Machine learning for scientific visualization: ensemble data analysis
PhD ceremony: | H. Gadirov, MSc |
When: | October 14, 2025 |
Start: | 16:15 |
Supervisor: | prof. dr. J.B.T.M. (Jos) Roerdink |
Co-supervisor: | S.D. Frey, Dr |
Where: | Academy building RUG / Student Information & Administration |
Faculty: | Science and Engineering |

Scientific simulations and experimental measurements produce vast amounts of spatio-temporal data, but extracting meaningful insights from such data remains a challenge due to its high dimensionality, complex structures, and missing information. Traditional analysis techniques often struggle with these issues, motivating the need for more robust, data-driven approaches.

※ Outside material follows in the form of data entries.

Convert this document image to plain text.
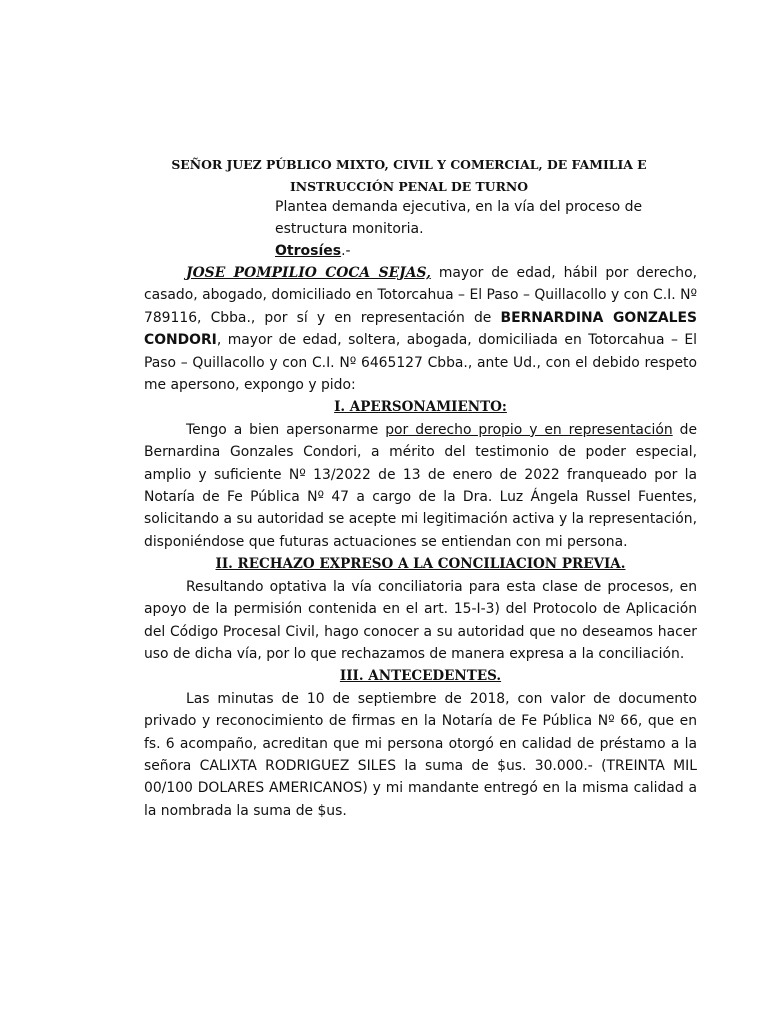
SEÑOR JUEZ PÚBLICO MIXTO, CIVIL Y COMERCIAL, DE FAMILIA E
INSTRUCCIÓN PENAL DE TURNO
Plantea demanda ejecutiva, en la vía del proceso de estructura monitoria.
Otrosíes.-

JOSE POMPILIO COCA SEJAS, mayor de edad, hábil por derecho, casado, abogado, domiciliado en Totorcahua – El Paso – Quillacollo y con C.I. Nº 789116, Cbba., por sí y en representación de BERNARDINA GONZALES CONDORI, mayor de edad, soltera, abogada, domiciliada en Totorcahua – El Paso – Quillacollo y con C.I. Nº 6465127 Cbba., ante Ud., con el debido respeto me apersono, expongo y pido:

I. APERSONAMIENTO:

Tengo a bien apersonarme por derecho propio y en representación de Bernardina Gonzales Condori, a mérito del testimonio de poder especial, amplio y suficiente Nº 13/2022 de 13 de enero de 2022 franqueado por la Notaría de Fe Pública Nº 47 a cargo de la Dra. Luz Ángela Russel Fuentes, solicitando a su autoridad se acepte mi legitimación activa y la representación, disponiéndose que futuras actuaciones se entiendan con mi persona.

II. RECHAZO EXPRESO A LA CONCILIACION PREVIA.

Resultando optativa la vía conciliatoria para esta clase de procesos, en apoyo de la permisión contenida en el art. 15-I-3) del Protocolo de Aplicación del Código Procesal Civil, hago conocer a su autoridad que no deseamos hacer uso de dicha vía, por lo que rechazamos de manera expresa a la conciliación.

III. ANTECEDENTES.

Las minutas de 10 de septiembre de 2018, con valor de documento privado y reconocimiento de firmas en la Notaría de Fe Pública Nº 66, que en fs. 6 acompaño, acreditan que mi persona otorgó en calidad de préstamo a la señora CALIXTA RODRIGUEZ SILES la suma de $us. 30.000.- (TREINTA MIL 00/100 DOLARES AMERICANOS) y mi mandante entregó en la misma calidad a la nombrada la suma de $us.
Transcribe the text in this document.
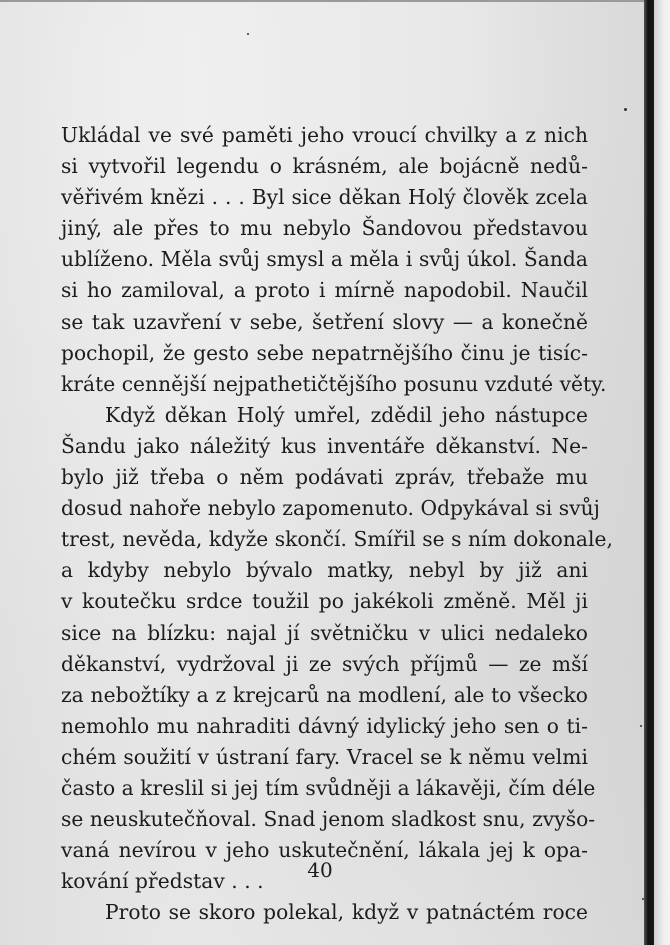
Ukládal ve své paměti jeho vroucí chvilky a z nich
si vytvořil legendu o krásném, ale bojácně nedů-
věřivém knězi . . . Byl sice děkan Holý člověk zcela
jiný, ale přes to mu nebylo Šandovou představou
ublíženo. Měla svůj smysl a měla i svůj úkol. Šanda
si ho zamiloval, a proto i mírně napodobil. Naučil
se tak uzavření v sebe, šetření slovy — a konečně
pochopil, že gesto sebe nepatrnějšího činu je tisíc-
kráte cennější nejpathetičtějšího posunu vzduté věty.
Když děkan Holý umřel, zdědil jeho nástupce
Šandu jako náležitý kus inventáře děkanství. Ne-
bylo již třeba o něm podávati zpráv, třebaže mu
dosud nahoře nebylo zapomenuto. Odpykával si svůj
trest, nevěda, kdyže skončí. Smířil se s ním dokonale,
a kdyby nebylo bývalo matky, nebyl by již ani
v koutečku srdce toužil po jakékoli změně. Měl ji
sice na blízku: najal jí světničku v ulici nedaleko
děkanství, vydržoval ji ze svých příjmů — ze mší
za nebožtíky a z krejcarů na modlení, ale to všecko
nemohlo mu nahraditi dávný idylický jeho sen o ti-
chém soužití v ústraní fary. Vracel se k němu velmi
často a kreslil si jej tím svůdněji a lákavěji, čím déle
se neuskutečňoval. Snad jenom sladkost snu, zvyšo-
vaná nevírou v jeho uskutečnění, lákala jej k opa-
kování představ . . .
Proto se skoro polekal, když v patnáctém roce
40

In his dissertation, Hamid Gadirov explores deep learning methodologies to enhance the analysis and visualization of spatio-temporal scientific ensembles, focusing on dimensionality reduction, flow estimation, and temporal interpolation. First, Gadirov addresses the challenge of high-dimensional data representation by investigating autoencoder-based dimensionality reduction for scientific ensembles. He evaluates the stability of projection metrics under partial labeling and introduces a Pareto-efficient selection strategy to identify optimal autoencoder variants, ensuring expressive and reliable low-dimensional embeddings.

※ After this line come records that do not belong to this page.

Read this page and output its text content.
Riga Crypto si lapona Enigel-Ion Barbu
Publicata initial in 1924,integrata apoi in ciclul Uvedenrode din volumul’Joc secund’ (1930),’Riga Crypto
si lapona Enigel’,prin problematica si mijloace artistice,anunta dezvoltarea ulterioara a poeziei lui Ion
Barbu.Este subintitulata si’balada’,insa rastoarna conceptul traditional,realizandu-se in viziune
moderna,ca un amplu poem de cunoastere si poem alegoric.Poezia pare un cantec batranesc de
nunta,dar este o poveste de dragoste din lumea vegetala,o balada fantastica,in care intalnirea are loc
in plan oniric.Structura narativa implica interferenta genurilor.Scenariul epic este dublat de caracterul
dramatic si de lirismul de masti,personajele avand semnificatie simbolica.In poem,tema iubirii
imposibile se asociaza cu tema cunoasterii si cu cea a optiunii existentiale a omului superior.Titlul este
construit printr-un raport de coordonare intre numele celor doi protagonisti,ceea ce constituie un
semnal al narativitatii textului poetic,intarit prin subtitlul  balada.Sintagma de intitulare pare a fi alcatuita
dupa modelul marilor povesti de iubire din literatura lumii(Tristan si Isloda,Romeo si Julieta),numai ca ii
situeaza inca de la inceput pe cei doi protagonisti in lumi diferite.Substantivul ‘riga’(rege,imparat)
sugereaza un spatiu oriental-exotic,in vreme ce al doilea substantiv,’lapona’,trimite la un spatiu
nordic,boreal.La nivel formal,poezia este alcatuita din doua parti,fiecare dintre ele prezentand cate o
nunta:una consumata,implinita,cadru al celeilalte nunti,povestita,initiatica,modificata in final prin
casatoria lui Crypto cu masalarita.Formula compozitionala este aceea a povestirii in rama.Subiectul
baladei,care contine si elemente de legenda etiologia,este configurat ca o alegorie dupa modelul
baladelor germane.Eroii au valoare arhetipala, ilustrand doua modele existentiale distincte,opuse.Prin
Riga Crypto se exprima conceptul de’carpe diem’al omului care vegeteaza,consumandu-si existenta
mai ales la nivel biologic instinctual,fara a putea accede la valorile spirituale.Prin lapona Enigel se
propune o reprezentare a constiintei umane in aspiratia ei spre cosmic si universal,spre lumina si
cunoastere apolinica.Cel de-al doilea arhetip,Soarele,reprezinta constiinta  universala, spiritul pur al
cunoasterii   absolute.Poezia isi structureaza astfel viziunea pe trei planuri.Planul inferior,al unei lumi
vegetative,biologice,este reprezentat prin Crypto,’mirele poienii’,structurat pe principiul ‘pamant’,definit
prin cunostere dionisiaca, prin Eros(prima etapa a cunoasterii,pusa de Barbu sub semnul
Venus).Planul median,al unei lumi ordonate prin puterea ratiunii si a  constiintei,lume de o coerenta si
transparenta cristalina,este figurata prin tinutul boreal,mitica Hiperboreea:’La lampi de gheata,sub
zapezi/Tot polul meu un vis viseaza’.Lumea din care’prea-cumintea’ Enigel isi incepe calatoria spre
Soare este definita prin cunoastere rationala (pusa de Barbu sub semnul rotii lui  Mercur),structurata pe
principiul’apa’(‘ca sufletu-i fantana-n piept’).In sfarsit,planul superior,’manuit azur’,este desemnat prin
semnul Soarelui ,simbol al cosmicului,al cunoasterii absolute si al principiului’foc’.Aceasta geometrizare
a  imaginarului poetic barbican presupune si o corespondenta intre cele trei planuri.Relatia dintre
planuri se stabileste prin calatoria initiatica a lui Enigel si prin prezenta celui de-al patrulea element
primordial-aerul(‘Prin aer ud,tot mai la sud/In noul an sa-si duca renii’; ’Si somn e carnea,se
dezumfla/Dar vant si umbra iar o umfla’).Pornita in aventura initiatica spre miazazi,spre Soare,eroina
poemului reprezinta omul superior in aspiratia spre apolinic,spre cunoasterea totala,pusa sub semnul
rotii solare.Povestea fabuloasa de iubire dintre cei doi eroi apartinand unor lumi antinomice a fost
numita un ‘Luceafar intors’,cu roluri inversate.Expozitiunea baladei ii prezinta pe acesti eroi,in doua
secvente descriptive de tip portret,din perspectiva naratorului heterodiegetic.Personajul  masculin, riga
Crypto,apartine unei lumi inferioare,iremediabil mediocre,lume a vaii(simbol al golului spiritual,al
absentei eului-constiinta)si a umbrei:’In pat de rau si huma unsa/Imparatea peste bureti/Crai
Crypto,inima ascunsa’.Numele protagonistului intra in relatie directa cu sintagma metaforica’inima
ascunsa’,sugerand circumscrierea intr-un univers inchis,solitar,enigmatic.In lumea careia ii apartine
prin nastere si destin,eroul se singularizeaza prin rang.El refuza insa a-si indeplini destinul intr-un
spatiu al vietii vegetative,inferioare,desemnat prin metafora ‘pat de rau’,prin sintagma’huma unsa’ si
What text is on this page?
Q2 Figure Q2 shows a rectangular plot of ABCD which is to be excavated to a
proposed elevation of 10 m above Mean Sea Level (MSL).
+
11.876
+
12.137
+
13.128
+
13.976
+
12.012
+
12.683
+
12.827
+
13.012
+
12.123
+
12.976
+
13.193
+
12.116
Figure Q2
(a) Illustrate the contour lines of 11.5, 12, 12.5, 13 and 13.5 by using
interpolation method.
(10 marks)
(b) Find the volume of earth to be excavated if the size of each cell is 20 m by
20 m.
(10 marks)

Next, Gadirov presents FLINT, a deep learning model designed for high-quality flow estimation and temporal interpolation in both flow-supervised and flow-unsupervised settings. FLINT reconstructs missing velocity fields and generates high-fidelity temporal interpolants for scalar fields across 2D+time and 3D+time ensembles, without requiring domain-specific assumptions or extensive fine-tuning. To further improve adaptability and generalization, Gadirov introduces HyperFLINT, a novel hypernetwork-based approach that dynamically conditions on simulation parameters to estimate flow fields and interpolate scalar data. This parameter-aware adaptation enables more accurate reconstructions across diverse scientific domains, even in cases of sparse or incomplete data. By addressing key challenges in scientific data analysis, this dissertation advances deep learning techniques for scientific visualization, providing scalable, adaptable, and high-quality solutions for interpreting complex spatio-temporal ensembles.